Auf seiner Terrasse auf Ibiza sitzend, erzählt Jay, dass er die Insel zum ersten Mal im Alter von 16 Jahren mit seinen Eltern besuchte. 27 Jahre später sinniert er: „Das Magische an Ibiza ist, dass man sich mitten auf der Tanzfläche befindet, wo die Leute aus der ganzen Welt für diesen einen Moment zusammenkommen, alle sind irgendwie miteinander verbunden. Sie sind hier, um loszulassen, ihren Stress hinter sich zu lassen, sich gehen zu lassen und einfach frei zu sein.“


FRAGEN UND ANTWORTEN
Dein Erfolgsgeheimnis?:
„Hart arbeiten und das nächste Richtige tun.“

Wie entspannst du dich neben Golf und Skifahren? „Ich verbringe Zeit mit meinem Sohn Henry. Er ist jetzt 13 Jahre alt, und viele Jahre lang drehte sich alles ums Go-Kart-Fahren. Ich hatte keine Zeit, über irgendetwas anderes nachzudenken, wenn ich am Rande der Strecke stehe, während der Regen von der Seite kommt, und prüfe, ob ich beim Reifendruck ein Bar mehr oder weniger einstellen muss.“

Orte, an denen man feiern kann? „DC10 Circoloco und Space Miami sind zwei meiner Lieblingsclubs, sie haben einfach etwas Magisches an sich.“

Karrierehöhepunkt?: „Teil des Avicii-Teams zu sein, war ein großer Moment.
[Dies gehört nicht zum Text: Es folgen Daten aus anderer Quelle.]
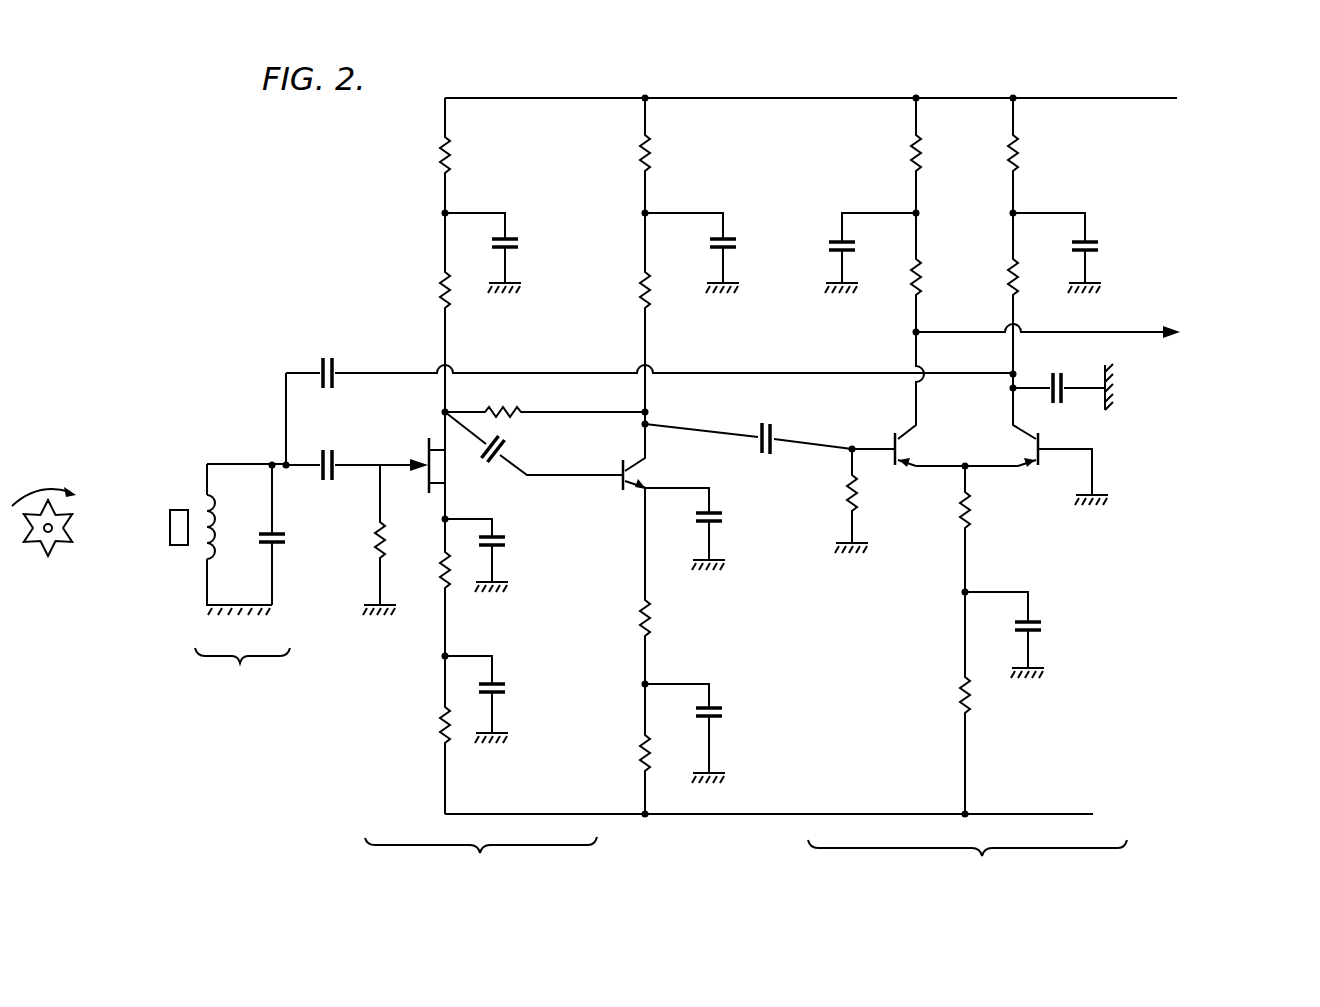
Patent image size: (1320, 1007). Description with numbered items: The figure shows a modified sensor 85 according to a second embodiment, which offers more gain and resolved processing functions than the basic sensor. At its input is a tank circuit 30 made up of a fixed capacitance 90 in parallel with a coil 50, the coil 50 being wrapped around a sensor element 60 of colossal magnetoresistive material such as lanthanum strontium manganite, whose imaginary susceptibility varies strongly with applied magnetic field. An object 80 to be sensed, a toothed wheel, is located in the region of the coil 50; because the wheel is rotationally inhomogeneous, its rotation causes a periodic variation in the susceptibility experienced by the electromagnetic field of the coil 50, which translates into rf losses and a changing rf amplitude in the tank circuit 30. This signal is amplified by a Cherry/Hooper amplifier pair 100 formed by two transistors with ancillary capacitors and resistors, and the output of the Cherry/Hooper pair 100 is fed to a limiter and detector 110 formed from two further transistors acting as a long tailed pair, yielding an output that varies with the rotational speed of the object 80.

The tank circuit 30 is at (231, 586).
The coil 50 is at (203, 494).
The sensor element 60 is at (171, 516).
The object to be sensed 80 is at (64, 550).
The modified sensor 85 is at (288, 140).
The fixed capacitance 90 is at (282, 566).
The Cherry/Hooper amplifier pair 100 is at (362, 844).
The limiter and detector 110 is at (826, 857).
Er war ein Phänomen!“

Künstler unter Vertrag nehmen:
„Wenn ich den Namen von jemandem höre, den ich noch nie gehört habe, zwei oder drei Mal innerhalb einer Woche. Dann weiß ich: Jetzt ist der Moment.“

Der Künstler, den ich am liebsten managen würde, es aber nicht geschafft habe? „Luciano. Das war was Spezielles, als er Vagabundos gemacht hat. Ich war schon immer ein Fan von ihm und seinem Sound.“

Club-Glamour: „Für mich ist es wie ins Büro zu gehen. Ich beschwere mich nicht. Ich habe großes Glück, in der Position zu sein, in der ich bin, und dafür bin ich dankbar.“

Was steht an?: „Eigentlich die Erweiterung von Purple Wall. Wir haben eine neue Abteilung namens Purple Metta, aber wir haben im Moment so viel mit unseren Künstlern zu tun, dass wir uns mehr dafür engagieren.“

Ibiza?: „Es ist immer noch das Schaufenster für die größten DJs der Welt. Wenn du hier bist und es hier schaffst, dann weißt du, dass du es im globalen Maßstab geschafft hast.“

Jay Pidgeon ist Direktor und Manager bei Purple Wall. Er managt exklusiv Claptone, Vintage Culture, Korolova, Ferreck Dawn und Ango Tamarin.